Well, calm yourself down and make a cup of tea,
because this product actually tastes white chocolatey.
There’s a definite difference between this and
the milk choc version that makes this a proper white chocolate experience, and
that is to its endless credit.
Texture
Classic Coco Pops to be honest. Pour them in the
bowl and they’re all enticing and crispy and fresh looking. Chuck even the
merest hint of some milk in the bowl and they sog up like nobody’s business.
It’s almost as if you’re not really supposed to
add milk, like that’s never what these were designed for, and it was your fault
for even putting milk on it in the first place. You wouldn’t put milk on a
curry would you? Or on a sandwich? Or on an Apple? So why are you putting milk
on these?
Well, it’s on the picture on the box actually, so
that’s a stupid question, and you’re stupid for asking it.
Before I added milk, and there was still joy in the world. |
Packaging
You’re walking along the cereal aisle of your
local supermarket. Weetabix, yellow packet. Boring. Shreddies, dark blue box.
Yawn. Rice Krispies, Light Blue box. Obvious. Coco Pops, White Box. WHAAAAA???!?!?!?!?!?!
It’s Great, and I loved everything about it.
Classic Coco Pops but white.
It is obviously Coco Pops, because it’s got Coco
Pops written on it and that stupid monkey’s face is plastered all over it, but it’s
the wrong colour, so something special is obviously going on.
Classic novelty branding from Kellogg’s, who
clearly know what they’re doing.
Great move, well done, you win.
Marketing
An advert! An actual TV advert!
Ok, so I didn’t see it on TV, I found it on YouTube,
and the Monkey’s face is wrong, but still.

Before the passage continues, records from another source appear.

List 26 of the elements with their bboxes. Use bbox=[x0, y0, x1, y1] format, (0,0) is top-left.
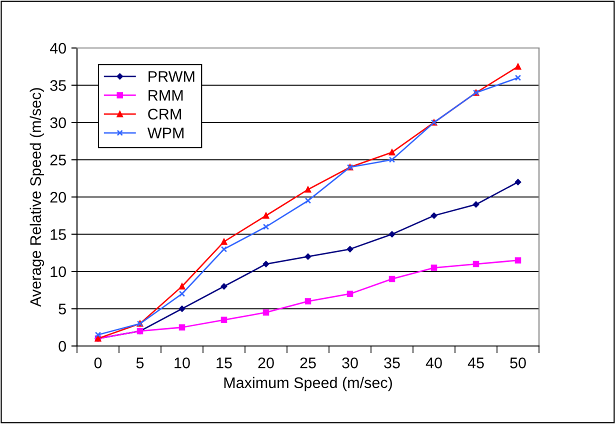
x-tick-label: 5 bbox=[136, 358, 144, 368]
x-tick-label: 45 bbox=[468, 358, 484, 368]
y-tick-label: 30 bbox=[50, 117, 66, 128]
x-axis-title: Maximum Speed (m/sec) bbox=[224, 376, 392, 392]
x-tick-label: 35 bbox=[384, 358, 400, 368]
x-tick-label: 0 bbox=[94, 358, 102, 368]
x-tick-label: 20 bbox=[258, 358, 274, 368]
x-tick-label: 15 bbox=[216, 358, 232, 368]
x-tick-label: 25 bbox=[300, 358, 316, 368]
x-tick-label: 50 bbox=[510, 358, 526, 368]
y-tick-label: 25 bbox=[50, 154, 66, 166]
y-tick-label: 35 bbox=[50, 80, 66, 91]
legend-label: CRM bbox=[148, 108, 181, 120]
legend-label: WPM bbox=[147, 128, 184, 138]
legend-label: PRWM bbox=[148, 71, 194, 82]
x-tick-label: 10 bbox=[174, 358, 190, 368]
y-tick-label: 20 bbox=[50, 192, 66, 203]
legend-label: RMM bbox=[148, 90, 183, 101]
y-tick-label: 5 bbox=[58, 304, 66, 314]
y-axis-title: Average Relative Speed (m/sec) bbox=[30, 88, 44, 307]
y-tick-label: 15 bbox=[50, 229, 66, 240]
y-tick-label: 0 bbox=[58, 340, 66, 352]
x-tick-label: 30 bbox=[342, 358, 358, 368]
y-tick-label: 40 bbox=[50, 42, 66, 54]
y-tick-label: 10 bbox=[50, 266, 66, 278]
x-tick-label: 40 bbox=[426, 358, 442, 368]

I’ve got to score high for that, even if it’s
just for the effort.
Points lost for the fact that the monkey is
wrong, and they know it. You can’t just get a new monkey in and expect no-one
to notice.
Novelty Factor
Decent. I mean it is novelty. It’s a new take on
a classic product. They’ve made a real effort to differentiate the taste, and they
look different too. It can’t score low.
But have they made enough of an effort? I mean,
they’re still chocolatey rice. I know I’m knit picking here, but others have
done more with less and made it more novelty. What about one Coco Pop er box
that you just get out and nibble a bit, and then put back until breakfast the
next day? That’d be novelty wouldn’t it?
Final Scores
Taste- 7/10
Texture- 5/10
Packaging- 9/10
Marketing- 8/10
Novelty Factor- 6/10
Overall- 35/50
Comfortably top half, and deservedly so. They’ve
made a real effort to make this a proper novelty product. It’s not their fault
that you added milk you prick.
So does taking the easy route to novelty work? It absolutely ruddy does!